Your pension as a bank account

On Tuesday last week, the chancellor George Osborne put forward the Taxation of Pensions Bill, which gave further details of the revolutionary pension reforms first announced in the Budget back in March. Amongst the proposals, the chancellor announced that people will be able to use their pension pots “like bank accounts”, withdrawing money whenever they choose.

In addition, it will now be possible to pass your pension pot on to your beneficiaries, with the abolition of the punitive 55% pension “death tax”, as covered in our article dated 01 October 2014. 

The new freedoms offered apply to those aged 55 or over who have a defined contribution pension scheme(s), such as a personal or stakeholder pension, SIPP or AVC. They have certainly brought pensions savings to the fore, as they now look much more attractive, and we are likely to see many more now opting to use pensions again as long-term savings vehicles.

The flagship announcement was about how people can take their cash. Currently, most pensions allow you to take up to 25% tax-free cash from your pension. From next April, you can choose how you take that tax-free cash. You can still opt to take it all in one go, or you can make a series of withdrawals over time, receiving 25% of each withdrawal tax free, with the rest taxed at your marginal rate.

With the latter option, your remaining monies remain invested, so, if your pension investments perform well you could end up with more money available to withdraw over time*.

From April 2015 also, you will have complete freedom in how you take the rest of your pension once you have reached the age of 55. You will still have the choice of an annuity or income drawdown but the income restrictions currently in place on drawdown schemes are being removed, meaning there will be no limits.
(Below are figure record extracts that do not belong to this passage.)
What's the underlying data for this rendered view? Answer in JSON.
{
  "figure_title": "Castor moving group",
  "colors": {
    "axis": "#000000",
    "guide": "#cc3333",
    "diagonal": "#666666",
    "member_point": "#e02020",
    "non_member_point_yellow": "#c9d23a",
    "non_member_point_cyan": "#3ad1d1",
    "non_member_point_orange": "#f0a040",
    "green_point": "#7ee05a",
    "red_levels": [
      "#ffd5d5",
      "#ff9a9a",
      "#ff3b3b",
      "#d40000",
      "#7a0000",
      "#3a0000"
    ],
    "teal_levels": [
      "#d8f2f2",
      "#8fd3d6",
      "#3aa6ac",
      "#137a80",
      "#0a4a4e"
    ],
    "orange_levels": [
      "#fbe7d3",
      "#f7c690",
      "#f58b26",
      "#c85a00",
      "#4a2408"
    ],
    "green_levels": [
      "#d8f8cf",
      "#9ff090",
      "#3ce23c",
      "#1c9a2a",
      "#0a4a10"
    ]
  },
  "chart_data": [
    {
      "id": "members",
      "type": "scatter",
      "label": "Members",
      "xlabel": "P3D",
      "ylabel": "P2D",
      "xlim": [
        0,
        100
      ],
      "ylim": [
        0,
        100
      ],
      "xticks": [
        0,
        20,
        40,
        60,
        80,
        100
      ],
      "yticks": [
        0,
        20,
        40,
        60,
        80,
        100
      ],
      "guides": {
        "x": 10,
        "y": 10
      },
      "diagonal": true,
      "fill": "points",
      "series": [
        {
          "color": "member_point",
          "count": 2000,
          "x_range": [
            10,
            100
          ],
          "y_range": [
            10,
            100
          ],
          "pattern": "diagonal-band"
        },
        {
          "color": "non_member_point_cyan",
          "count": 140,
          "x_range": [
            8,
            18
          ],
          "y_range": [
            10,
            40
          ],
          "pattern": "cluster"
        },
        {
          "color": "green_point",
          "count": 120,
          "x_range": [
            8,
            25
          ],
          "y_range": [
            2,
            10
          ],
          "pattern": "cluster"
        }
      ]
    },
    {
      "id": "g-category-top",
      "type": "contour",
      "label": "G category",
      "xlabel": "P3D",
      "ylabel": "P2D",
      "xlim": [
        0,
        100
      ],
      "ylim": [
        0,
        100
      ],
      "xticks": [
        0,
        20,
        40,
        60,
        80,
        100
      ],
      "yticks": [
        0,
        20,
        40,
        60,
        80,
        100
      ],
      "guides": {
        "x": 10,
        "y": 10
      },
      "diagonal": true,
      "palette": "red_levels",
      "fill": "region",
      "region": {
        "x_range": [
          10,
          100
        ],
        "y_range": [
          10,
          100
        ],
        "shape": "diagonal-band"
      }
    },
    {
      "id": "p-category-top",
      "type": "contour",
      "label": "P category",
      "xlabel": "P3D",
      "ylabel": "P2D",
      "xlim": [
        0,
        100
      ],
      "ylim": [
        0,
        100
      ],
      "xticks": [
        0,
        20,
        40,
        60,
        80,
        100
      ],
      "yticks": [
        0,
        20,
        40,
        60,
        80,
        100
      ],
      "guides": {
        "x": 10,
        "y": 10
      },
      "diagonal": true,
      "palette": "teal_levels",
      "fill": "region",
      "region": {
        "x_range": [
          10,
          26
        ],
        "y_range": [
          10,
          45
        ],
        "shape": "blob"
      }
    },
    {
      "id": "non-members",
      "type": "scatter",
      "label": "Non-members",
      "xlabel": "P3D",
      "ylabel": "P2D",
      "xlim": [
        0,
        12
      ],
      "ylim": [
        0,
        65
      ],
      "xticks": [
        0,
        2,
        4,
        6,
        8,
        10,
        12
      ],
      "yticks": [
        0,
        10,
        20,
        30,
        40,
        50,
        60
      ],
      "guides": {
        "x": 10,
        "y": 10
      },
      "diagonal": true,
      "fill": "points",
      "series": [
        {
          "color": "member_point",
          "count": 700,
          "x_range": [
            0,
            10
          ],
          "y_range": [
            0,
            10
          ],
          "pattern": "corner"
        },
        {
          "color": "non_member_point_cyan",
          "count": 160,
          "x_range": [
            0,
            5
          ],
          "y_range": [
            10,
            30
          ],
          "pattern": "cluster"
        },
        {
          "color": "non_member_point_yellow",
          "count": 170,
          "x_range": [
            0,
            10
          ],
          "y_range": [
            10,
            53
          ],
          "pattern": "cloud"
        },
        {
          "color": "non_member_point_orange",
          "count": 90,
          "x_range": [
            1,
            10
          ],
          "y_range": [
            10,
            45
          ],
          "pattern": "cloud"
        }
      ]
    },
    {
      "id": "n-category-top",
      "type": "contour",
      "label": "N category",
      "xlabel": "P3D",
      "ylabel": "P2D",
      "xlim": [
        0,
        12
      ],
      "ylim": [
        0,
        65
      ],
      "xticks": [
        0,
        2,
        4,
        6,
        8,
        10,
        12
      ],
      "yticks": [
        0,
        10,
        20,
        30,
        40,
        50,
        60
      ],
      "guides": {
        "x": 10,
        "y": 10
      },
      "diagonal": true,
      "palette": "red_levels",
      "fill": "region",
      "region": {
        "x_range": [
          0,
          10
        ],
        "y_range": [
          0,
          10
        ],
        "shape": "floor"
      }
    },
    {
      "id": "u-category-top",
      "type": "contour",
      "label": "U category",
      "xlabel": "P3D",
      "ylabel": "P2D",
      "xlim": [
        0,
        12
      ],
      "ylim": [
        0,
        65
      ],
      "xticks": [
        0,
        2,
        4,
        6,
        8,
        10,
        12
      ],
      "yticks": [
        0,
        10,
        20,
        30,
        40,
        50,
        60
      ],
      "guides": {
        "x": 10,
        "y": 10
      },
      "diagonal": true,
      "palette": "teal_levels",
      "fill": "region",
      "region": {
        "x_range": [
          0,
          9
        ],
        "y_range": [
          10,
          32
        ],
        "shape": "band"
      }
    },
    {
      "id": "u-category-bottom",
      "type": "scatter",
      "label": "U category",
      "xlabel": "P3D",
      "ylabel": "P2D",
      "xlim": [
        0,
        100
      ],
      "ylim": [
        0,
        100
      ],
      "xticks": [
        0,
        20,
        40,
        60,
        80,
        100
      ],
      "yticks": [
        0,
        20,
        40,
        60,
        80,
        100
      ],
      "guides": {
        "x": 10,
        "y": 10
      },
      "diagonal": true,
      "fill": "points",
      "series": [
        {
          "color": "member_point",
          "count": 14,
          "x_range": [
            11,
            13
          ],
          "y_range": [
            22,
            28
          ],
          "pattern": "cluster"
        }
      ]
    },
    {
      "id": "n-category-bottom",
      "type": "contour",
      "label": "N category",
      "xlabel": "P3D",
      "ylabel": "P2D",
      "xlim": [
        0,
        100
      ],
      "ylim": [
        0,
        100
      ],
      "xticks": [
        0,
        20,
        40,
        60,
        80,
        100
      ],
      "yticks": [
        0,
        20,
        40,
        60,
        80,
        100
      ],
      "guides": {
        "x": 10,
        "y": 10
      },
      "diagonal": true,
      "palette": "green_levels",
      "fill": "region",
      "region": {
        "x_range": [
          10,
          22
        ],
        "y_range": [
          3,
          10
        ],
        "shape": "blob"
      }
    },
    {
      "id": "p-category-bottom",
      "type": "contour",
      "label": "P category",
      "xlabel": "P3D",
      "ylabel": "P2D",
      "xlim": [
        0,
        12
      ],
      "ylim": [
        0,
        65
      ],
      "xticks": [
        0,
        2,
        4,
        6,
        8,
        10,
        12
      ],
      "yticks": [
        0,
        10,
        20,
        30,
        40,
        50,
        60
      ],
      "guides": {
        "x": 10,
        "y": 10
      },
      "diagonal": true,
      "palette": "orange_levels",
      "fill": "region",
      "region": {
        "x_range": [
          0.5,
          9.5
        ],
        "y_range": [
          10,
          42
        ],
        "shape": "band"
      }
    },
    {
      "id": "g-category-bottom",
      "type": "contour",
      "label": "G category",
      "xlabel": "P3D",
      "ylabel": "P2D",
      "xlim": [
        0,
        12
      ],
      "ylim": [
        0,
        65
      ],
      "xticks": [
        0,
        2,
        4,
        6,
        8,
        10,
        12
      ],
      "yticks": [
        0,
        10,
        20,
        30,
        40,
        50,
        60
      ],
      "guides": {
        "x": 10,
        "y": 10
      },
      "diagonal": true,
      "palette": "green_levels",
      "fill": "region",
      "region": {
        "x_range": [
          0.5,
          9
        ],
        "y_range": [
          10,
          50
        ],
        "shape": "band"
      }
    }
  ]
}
It will be down to you how much income you take, bearing in mind the more you take, you risk running out of money later in life.

If you don’t need the income, you can of course now simply leave your pension pot invested or just take the 25% tax-free cash, leaving the monies to be passed on tax-efficiently to your beneficiaries.

On a less positive note, newspaper reports are suggesting that some pension providers may struggle to have their systems in place to cope with the changes by April 2015.